The exit code returned by mkfs.nilfs2 is 0 on success and 1 on failure.
-b block-size
Specify the size of blocks in bytes. The valid block size is 1024, 2048, 4096, 8192 bytes, ..., and the maximum block size is restricted to the system page size. For most machines, it is 4096 bytes. The default block size is 4096 bytes.
-B blocks-per-segment
Specify the number of blocks in a segment, where the segment (also called full segment) is an allocation unit of disk space of NILFS. This parameter gives the size of segment and consequently determines how many segments are aligned in the specified device. The default number of blocks per segment is 2048 (= 8MB with 4KB blocks).
-c
Check the device for bad blocks before building the filesystem.
-f
Force overwrite when an existing filesystem is detected on the device. By default, mkfs.nilfs2 will not write to the device if it suspects that there is a filesystem on the device already.
-h
Display help message and exit.
-K
Keep, do not attempt to discard blocks at mkfs time (discarding blocks initially is useful on solid state drives and sparse / thinly-provisioned storage).
-L new-volume-label
Set the volume label for the filesystem to new-volume-label. The maximum length of the volume label is 80 bytes.
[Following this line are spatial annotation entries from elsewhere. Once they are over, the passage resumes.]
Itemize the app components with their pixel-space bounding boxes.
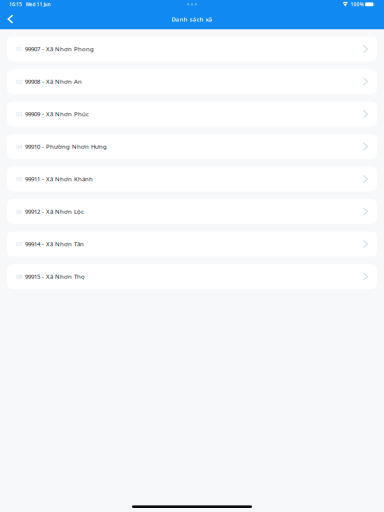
staticText: 99911 - Xã Nhơn Khánh	[25, 175, 93, 183]
staticText: 99908 - Xã Nhơn An	[25, 78, 82, 86]
staticText: 05	[16, 175, 22, 183]
staticText: 99912 - Xã Nhơn Lộc	[25, 208, 84, 216]
staticText: 99907 - Xã Nhơn Phong	[25, 45, 94, 53]
button[interactable]: 05	[7, 166, 377, 192]
staticText: Wed 11 Jun	[26, 1, 50, 8]
staticText: 01	[16, 45, 22, 53]
button[interactable]: 04	[7, 134, 377, 159]
staticText: 99915 - Xã Nhơn Thọ	[25, 272, 85, 280]
staticText: 100%	[350, 1, 363, 8]
staticText: 99914 - Xã Nhơn Tân	[25, 240, 84, 248]
button[interactable]: 07	[7, 232, 377, 256]
button[interactable]: 01	[7, 36, 377, 62]
staticText: 04	[16, 143, 22, 150]
button[interactable]: 08	[7, 264, 377, 289]
staticText: 99909 - Xã Nhơn Phúc	[25, 110, 89, 118]
staticText: 06	[16, 208, 22, 215]
staticText: 16:15	[9, 1, 22, 8]
staticText: 99910 - Phường Nhơn Hưng	[25, 142, 107, 150]
staticText: 07	[16, 240, 22, 248]
button[interactable]: 03	[7, 102, 377, 126]
staticText: 08	[16, 273, 22, 280]
button[interactable]: 06	[7, 199, 377, 224]
button[interactable]: 02	[7, 69, 377, 94]
staticText: Danh sách xã	[172, 15, 212, 23]
staticText: 02	[16, 78, 22, 85]
staticText: 03	[16, 110, 22, 118]
button[interactable]: Back	[0, 9, 22, 30]
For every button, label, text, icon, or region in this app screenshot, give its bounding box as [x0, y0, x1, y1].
-m reserved-segments-percentage
Specify the percentage of the segments reserved for garbage collection. The default percentage is 5%.
-n
Cause mkfs.nilfs2 to not actually create a filesystem, but display what it would be do if it were to create a filesystem.
-O feature[,...]
Create a filesystem with the given features (filesystem options), overriding the default filesystem options.
The filesystem feature set is comprised of a list of features, separated by commas, that are to be enabled. To disable a feature, simply prefix the feature name with a caret ('^') character. The pseudo-filesystem feature "none" will clear all filesystem features.
block_count
Enable block count per checkpoint.
-q
Quiet execution. Useful if mkfs.nilfs2 is run in a script.
-v
Verbose execution.
-V
Print the version number of mkfs.nilfs2 and exit.